As a preferred embodiment of this embodiment, the processor 42 may be an integrated circuit chip having signal processing capabilities. In implementation, the steps of the above method may be performed by instructions in the form of hardware, integrated logic circuits, or software in the processor 42. The Processor 42 may be a general-purpose Processor, and includes a Central Processing Unit (CPU), a Network Processor (NP), and the like; the device can also be a Digital Signal Processor (DSP), an Application Specific Integrated Circuit (ASIC), a Field-programmable gate Array (FPGA) or other programmable logic device, a discrete gate or transistor logic device, or a discrete hardware component. The various methods, steps and logic blocks disclosed in the embodiments of the present invention may be implemented or performed. A general purpose processor may be a microprocessor or the processor may be any conventional processor or the like. The steps of the method disclosed in connection with the embodiments of the present invention may be directly implemented by a hardware decoding processor, or implemented by a combination of hardware and software modules in the decoding processor. The software module may be located in ram, flash memory, rom, prom, or eprom, registers, etc. storage media as is well known in the art. The storage medium is located in a memory 41, and a processor 42 reads information in the memory 41 and performs the steps of the method in combination with hardware thereof.
Example five:
the computer-readable medium provided by the embodiment of the invention has a non-volatile program code executable by a processor, and the program code causes the processor to execute the method provided by the first embodiment or the second embodiment.

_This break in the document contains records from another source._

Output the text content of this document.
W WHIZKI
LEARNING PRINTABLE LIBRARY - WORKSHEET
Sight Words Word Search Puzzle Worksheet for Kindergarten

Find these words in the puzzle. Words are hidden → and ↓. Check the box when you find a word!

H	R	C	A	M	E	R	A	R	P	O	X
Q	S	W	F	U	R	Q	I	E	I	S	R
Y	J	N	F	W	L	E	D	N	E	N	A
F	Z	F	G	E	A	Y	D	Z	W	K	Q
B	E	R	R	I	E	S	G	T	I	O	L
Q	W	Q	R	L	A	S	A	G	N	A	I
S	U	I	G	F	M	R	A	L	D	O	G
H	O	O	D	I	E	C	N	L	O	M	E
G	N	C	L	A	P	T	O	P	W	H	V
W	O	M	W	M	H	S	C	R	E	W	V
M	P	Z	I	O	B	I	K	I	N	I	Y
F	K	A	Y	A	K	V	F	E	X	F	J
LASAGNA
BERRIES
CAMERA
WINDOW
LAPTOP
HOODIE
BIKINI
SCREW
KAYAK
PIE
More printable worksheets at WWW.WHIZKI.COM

Unless specifically stated otherwise, the relative steps, numerical expressions, and values of the components and steps set forth in these embodiments do not limit the scope of the present invention.
It is clear to those skilled in the art that, for convenience and brevity of description, the specific working processes of the system and the apparatus described above may refer to the corresponding processes in the foregoing method embodiments, and are not described herein again.
In all examples shown and described herein, any particular value should be construed as merely exemplary, and not as a limitation, and thus other examples of example embodiments may have different values.
It should be noted that: like reference numbers and letters refer to like items in the following figures, and thus, once an item is defined in one figure, it need not be further defined and explained in subsequent figures.
The flowchart and block diagrams in the figures illustrate the architecture, functionality, and operation of possible implementations of systems, methods and computer program products according to various embodiments of the present invention. In this regard, each block in the flowchart or block diagrams may represent a module, segment, or portion of code, which comprises one or more executable instructions for implementing the specified logical function(s). It should also be noted that, in some alternative implementations, the functions noted in the block may occur out of the order noted in the figures. For example, two blocks shown in succession may, in fact, be executed substantially concurrently, or the blocks may sometimes be executed in the reverse order, depending upon the functionality involved. It will also be noted that each block of the block diagrams and/or flowchart illustration, and combinations of blocks in the block diagrams and/or flowchart illustration, can be implemented by special purpose hardware-based systems which perform the specified functions or acts, or combinations of special purpose hardware and computer instructions.
The computer-readable medium having the processor-executable nonvolatile program code according to the embodiments of the present invention has the same technical features as the CAD prediction model building method, the CAD prediction model building apparatus, and the electronic device according to the embodiments, so that the same technical problems can be solved, and the same technical effects can be achieved.
The computer program product for performing the CAD prediction model building method provided in the embodiment of the present invention includes a computer-readable storage medium storing a nonvolatile program code executable by a processor, where instructions included in the program code may be used to execute the method described in the foregoing method embodiment, and specific implementation may refer to the method embodiment, and will not be described herein again.
In the several embodiments provided in the present application, it should be understood that the disclosed system, apparatus and method may be implemented in other ways. The above-described embodiments of the apparatus are merely illustrative, and for example, the division of the units is only one logical division, and there may be other divisions when actually implemented, and for example, a plurality of units or components may be combined or integrated into another system, or some features may be omitted, or not executed. In addition, the shown or discussed mutual coupling or direct coupling or communication connection may be an indirect coupling or communication connection of devices or units through some communication interfaces, and may be in an electrical, mechanical or other form.
The units described as separate parts may or may not be physically separate, and parts displayed as units may or may not be physical units, may be located in one place, or may be distributed on a plurality of network units. Some or all of the units can be selected according to actual needs to achieve the purpose of the solution of the embodiment.
In addition, functional units in the embodiments of the present invention may be integrated into one processing unit, or each unit may exist alone physically, or two or more units are integrated into one unit.
The functions, if implemented in the form of software functional units and sold or used as a stand-alone product, may be stored in a computer readable storage medium. Based on such understanding, the technical solution of the present invention may be embodied in the form of a software product, which is stored in a storage medium and includes instructions for causing a computer device (which may be a personal computer, a server, or a network device) to execute all or part of the steps of the method according to the embodiments of the present invention. And the aforementioned storage medium includes: a U-disk, a removable hard disk, a Read-Only Memory (ROM), a Random Access Memory (RAM), a magnetic disk or an optical disk, and other various media capable of storing program codes.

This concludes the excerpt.